Mendocino County supervisors have formalized their intent to join public supplier Sonoma Clean Power in a bid to offer greener, cheaper electricity options to county residents.
More than 30,000 residential and commercial customers could be offered a choice between PG&E, the county’s dominant electricity supplier, and Sonoma Clean power by early next summer if things go as planned, said Christopher Shaver, Mendocino County deputy chief executive office.
The next step is for Sonoma Clean Power to grant Mendocino County membership. Its board already voted in early July to offer services in Mendocino County and several of its cities, excluding Ukiah, which has its own electric utility.
Mendocino County supervisors this week unanimously adopted a resolution stating their intent to join Sonoma Clean Power.
“I think this is a great opportunity,” said Supervisor Dan Hamburg.
While it’s expected to save residents money on their bills — Sonoma Clean Power officials claim to have saved Sonoma County customers more than $62 million since it launched in May 2014 — the transition was billed more importantly as a step toward reducing greenhouse emissions, supervisors and supporters said.

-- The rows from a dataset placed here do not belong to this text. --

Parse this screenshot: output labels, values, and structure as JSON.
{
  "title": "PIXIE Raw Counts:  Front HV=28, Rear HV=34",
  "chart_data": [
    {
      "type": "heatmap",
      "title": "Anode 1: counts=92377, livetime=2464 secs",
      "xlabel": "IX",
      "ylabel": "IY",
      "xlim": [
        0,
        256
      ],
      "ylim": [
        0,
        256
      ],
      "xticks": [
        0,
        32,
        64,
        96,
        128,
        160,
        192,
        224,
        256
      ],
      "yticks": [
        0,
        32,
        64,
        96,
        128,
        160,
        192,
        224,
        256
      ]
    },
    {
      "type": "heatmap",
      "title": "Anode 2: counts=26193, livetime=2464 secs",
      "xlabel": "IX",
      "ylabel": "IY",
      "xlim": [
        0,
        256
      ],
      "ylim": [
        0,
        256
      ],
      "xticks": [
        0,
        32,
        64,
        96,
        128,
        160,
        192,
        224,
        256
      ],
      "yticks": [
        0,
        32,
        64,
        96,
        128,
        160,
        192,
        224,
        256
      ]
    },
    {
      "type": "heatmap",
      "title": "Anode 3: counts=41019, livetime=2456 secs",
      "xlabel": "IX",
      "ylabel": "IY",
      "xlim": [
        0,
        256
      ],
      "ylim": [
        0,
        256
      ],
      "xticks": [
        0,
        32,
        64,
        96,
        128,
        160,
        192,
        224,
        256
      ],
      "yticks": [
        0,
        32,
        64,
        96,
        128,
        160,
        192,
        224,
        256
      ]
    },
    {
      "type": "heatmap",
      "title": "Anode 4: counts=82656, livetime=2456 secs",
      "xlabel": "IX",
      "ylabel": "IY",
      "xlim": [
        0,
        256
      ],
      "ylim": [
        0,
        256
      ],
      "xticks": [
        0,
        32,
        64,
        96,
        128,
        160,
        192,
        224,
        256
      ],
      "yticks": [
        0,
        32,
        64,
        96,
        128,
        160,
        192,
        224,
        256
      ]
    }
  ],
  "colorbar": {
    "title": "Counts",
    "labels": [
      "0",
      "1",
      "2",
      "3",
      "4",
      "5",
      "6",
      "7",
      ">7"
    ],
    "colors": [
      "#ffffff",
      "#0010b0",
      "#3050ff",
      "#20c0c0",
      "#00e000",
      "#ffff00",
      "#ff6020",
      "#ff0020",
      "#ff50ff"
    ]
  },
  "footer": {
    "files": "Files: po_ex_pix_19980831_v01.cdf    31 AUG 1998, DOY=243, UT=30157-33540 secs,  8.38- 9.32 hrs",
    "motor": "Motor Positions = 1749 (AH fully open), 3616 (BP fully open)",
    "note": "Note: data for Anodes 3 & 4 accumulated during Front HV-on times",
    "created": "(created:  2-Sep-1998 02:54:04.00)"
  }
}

The agency’s basic service has an energy supply that is 36 percent renewable, from geothermal and wind sources. Contracts for solar projects have been signed, with construction underway on installations inside Sonoma County and outside the area.
PG&E’s basic service is 27 percent renewable. Under state rules the utility’s supply from large hydroelectric projects does not qualify as renewable.
Cities and counties throughout the state have been considering so-called “community choice aggregation” agencies like Sonoma Clean Power since they were authorized by state law in 2002. Marin County launched the first such program, Marin Clean Energy in 2008.
Lake County officials also are exploring energy options.
Once Mendocino County officially joins Sonoma Clean Power, customers in the unincorporated county will automatically become its consumers unless they take action to opt out. The eligible cities — Fort Bragg, Point Arena and Willits — will first need to join the agency before consumers in their jurisdiction are enrolled, with the same choice to opt-out.
Bills will continue to be sent by PG&E, which also will continue to own, maintain and operate the transmission system.
Sonoma Clean Power and similar ventures largely search out and buy power on the wholesale energy market.
The agency serves 196,000 residential and commercial accounts in Sonoma County, representing about 89 percent of eligible electricity customers.